LarryC: The Rune Stone may be real? Amazing--thanks for the link. Oh ya, you betcha, it might explain some things there, don'tcha know.
posted by trigonometry at 3:29 PM on June 6, 2006


Yay vikes, boo 666. Thanks. I like the UNESCO sites. U.Va, who'd a thunk.
posted by wallstreet1929 at 8:44 PM on June 6, 2006


I still don't buy that the Kensington Rune Stone could be real. And it is way, way too early to be crowing about it.
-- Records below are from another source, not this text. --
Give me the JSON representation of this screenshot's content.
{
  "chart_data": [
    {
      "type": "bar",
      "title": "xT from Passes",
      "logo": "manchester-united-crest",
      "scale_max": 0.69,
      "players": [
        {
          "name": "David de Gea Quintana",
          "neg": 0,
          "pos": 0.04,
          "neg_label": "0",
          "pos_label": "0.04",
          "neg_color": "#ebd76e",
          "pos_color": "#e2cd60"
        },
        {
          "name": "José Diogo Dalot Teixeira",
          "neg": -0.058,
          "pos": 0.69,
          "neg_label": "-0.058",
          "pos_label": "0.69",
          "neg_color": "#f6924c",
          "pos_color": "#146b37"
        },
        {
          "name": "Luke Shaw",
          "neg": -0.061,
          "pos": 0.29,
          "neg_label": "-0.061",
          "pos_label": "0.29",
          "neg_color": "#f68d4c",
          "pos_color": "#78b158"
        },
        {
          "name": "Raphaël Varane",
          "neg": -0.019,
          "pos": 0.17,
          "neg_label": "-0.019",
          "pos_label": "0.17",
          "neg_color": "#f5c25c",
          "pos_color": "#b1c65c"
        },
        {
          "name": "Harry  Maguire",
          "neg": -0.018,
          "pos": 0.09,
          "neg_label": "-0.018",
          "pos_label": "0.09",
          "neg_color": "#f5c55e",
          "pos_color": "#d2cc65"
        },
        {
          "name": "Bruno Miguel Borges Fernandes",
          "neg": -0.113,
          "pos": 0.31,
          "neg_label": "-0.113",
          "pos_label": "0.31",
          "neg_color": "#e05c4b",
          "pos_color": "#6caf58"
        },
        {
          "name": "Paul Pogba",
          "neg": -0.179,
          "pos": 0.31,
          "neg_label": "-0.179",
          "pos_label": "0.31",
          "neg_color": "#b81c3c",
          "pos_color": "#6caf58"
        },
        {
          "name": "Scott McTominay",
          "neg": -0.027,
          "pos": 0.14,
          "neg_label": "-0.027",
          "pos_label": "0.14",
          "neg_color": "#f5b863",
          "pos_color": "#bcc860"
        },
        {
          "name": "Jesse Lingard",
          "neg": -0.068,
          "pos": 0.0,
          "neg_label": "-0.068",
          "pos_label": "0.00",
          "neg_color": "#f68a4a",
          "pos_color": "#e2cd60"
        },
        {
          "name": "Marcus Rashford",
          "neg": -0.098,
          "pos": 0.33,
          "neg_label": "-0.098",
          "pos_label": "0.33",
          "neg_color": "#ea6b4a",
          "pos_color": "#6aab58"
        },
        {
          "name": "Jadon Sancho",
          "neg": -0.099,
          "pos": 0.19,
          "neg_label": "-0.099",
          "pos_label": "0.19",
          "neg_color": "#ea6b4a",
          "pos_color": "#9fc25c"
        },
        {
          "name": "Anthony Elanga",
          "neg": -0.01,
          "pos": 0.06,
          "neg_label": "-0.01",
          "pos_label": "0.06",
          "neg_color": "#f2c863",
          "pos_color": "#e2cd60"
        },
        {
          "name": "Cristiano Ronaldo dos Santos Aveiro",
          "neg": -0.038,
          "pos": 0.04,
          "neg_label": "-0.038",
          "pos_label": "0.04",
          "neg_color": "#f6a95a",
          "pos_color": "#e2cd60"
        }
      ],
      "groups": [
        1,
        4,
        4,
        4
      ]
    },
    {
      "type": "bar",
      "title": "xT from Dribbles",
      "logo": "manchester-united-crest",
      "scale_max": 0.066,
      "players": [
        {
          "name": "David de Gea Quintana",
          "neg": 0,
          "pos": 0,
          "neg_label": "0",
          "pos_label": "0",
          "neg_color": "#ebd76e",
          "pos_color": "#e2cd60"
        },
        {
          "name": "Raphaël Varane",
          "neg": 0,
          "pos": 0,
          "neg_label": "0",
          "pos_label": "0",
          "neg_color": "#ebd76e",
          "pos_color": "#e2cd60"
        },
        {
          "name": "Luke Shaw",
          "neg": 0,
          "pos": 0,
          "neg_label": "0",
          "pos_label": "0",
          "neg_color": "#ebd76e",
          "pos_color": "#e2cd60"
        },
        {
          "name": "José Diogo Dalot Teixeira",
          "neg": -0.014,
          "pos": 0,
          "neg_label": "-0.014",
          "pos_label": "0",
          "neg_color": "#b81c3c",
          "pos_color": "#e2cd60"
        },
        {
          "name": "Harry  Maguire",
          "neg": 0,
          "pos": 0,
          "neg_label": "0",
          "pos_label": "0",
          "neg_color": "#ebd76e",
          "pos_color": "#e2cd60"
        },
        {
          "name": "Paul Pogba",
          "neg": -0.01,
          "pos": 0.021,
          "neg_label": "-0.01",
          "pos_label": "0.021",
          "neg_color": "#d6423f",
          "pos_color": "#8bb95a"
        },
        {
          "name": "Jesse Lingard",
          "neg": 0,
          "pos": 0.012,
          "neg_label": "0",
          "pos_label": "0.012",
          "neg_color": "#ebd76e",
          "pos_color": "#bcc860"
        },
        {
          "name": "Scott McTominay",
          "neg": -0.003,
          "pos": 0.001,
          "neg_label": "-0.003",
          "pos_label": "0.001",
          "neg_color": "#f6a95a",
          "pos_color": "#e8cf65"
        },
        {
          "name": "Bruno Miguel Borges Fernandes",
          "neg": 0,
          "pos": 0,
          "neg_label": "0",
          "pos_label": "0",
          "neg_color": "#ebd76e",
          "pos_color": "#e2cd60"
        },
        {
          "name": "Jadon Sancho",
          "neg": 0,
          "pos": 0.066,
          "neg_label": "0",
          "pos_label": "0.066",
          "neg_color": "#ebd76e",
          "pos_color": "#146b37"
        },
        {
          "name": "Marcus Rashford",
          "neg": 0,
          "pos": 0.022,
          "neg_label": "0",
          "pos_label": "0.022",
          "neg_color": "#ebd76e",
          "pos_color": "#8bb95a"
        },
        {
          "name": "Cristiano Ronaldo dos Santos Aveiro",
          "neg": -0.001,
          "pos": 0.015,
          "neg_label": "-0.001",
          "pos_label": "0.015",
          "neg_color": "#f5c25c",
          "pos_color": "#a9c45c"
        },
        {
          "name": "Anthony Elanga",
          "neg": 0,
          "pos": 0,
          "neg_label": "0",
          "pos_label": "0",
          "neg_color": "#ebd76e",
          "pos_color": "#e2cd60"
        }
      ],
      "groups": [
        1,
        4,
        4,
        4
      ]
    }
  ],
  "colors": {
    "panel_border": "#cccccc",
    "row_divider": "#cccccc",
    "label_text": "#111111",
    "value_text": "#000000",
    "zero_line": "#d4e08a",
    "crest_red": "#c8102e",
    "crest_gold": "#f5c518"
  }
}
Besides, they weren't really Vikings anymore by the 1300s. Christianity took the ginger out of 'em.
posted by QIbHom at 6:24 AM on June 7, 2006


Just a slight clarification on an interesting post. Leifur EirĂ­ksson, the first European actually believed to have set foot on the American continent, was not Norwegian. The man was born in Iceland and although the Smithsonian exhibition, sponsored by Norway, claims him to be Norwegian, he actually was Icelandic.

But, unlike Columbus, he had the good fortune of loosing America again.